En aquel momento, el perfil del viejo y la imagen de la moneda de un euro desfilaron por mi confundida mente. Juraría haberlo visto antes. Como diría un vitoriano, «me es cara conocida». Enseguida descarté aquella idea descabellada que asomaba por mi imaginación y que atribuí al ron y a la solana que llevábamos encima.
Desembarco fallido
Unas horas después regresamos a la playa desde la que habíamos iniciado la singladura a primera hora de la mañana. El paisaje había cambiado sustancialmente. En la costa se arracimaba un tropel de gente que levantaba los brazos haciéndonos gestos, mientras desde el bote escuchábamos los gritos y llamadas, y veíamos dispararse los flashes de los móviles entre aquel gentío.
A un gesto del viejo, el Chino viró la embarcación con un golpe de timón buscando el abrigo de una pequeña cala al oeste, inaccesible desde la playa.
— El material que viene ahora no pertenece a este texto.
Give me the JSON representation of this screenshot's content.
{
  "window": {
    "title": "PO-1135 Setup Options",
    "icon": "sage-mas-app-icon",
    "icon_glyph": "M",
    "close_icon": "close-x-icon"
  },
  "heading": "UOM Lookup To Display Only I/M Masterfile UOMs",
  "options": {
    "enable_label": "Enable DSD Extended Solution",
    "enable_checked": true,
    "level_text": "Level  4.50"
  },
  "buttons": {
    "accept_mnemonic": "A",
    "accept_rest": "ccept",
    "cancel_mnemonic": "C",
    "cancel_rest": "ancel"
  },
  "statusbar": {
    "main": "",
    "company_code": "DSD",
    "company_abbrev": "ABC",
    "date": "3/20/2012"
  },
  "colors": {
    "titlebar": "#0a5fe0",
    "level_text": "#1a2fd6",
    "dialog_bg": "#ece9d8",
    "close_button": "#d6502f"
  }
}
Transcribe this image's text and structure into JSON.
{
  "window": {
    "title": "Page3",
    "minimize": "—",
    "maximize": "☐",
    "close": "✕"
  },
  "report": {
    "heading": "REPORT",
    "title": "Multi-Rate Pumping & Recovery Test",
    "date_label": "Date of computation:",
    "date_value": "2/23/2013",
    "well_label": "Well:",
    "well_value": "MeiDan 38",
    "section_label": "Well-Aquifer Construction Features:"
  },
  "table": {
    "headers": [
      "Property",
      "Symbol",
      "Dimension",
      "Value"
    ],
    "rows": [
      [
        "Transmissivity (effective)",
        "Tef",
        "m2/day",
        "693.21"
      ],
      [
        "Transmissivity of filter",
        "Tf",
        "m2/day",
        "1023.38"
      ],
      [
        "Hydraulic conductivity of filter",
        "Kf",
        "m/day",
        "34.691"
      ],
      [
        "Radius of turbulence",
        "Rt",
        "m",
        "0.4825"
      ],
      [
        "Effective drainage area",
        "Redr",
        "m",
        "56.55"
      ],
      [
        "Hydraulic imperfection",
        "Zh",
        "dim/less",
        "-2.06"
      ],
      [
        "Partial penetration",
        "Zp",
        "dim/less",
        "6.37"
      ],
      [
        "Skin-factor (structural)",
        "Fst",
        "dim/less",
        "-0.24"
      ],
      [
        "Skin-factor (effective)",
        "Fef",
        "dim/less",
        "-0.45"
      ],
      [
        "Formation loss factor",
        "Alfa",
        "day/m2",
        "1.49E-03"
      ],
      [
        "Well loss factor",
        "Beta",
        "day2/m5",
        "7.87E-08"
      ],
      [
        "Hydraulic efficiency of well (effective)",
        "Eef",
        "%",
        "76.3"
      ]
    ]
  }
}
Los gritos seguían atronando a lo lejos. Mientras, procedimos a abandonar la embarcación precipitadamente.
El Chino echó el ancla y entre los dos ayudamos a desembarcar al viejo. Acto seguido llegó una pickup de doble cabina con un negrazo que, sin dudarlo, se acercó a nosotros de dos zancadas. Abrazándolo, levantó al viejo como si fuera una hoja, lo acomodó en el asiento delantero de la camioneta y le susurró algo al oído mientras me señalaba con desconfianza.
El viejo hizo un gesto reclamándole tranquilidad, bajó la ventanilla, y me dijo:
-Disculpa el ruido y las prisas. ¿No tendrás unos pesos por ahí? Es que me he venido sin dinero en el bolsillo y me gusta darle algo al Chino por los ostiones y la gasolina. Yo es que nunca llevo dinero, me dijo. Ya sabes. Un mal polvo y un peor desahucio.
Y que sigo dándole vueltas a quién coño me recordaba el Juancar. Y nada. Que no hay manera.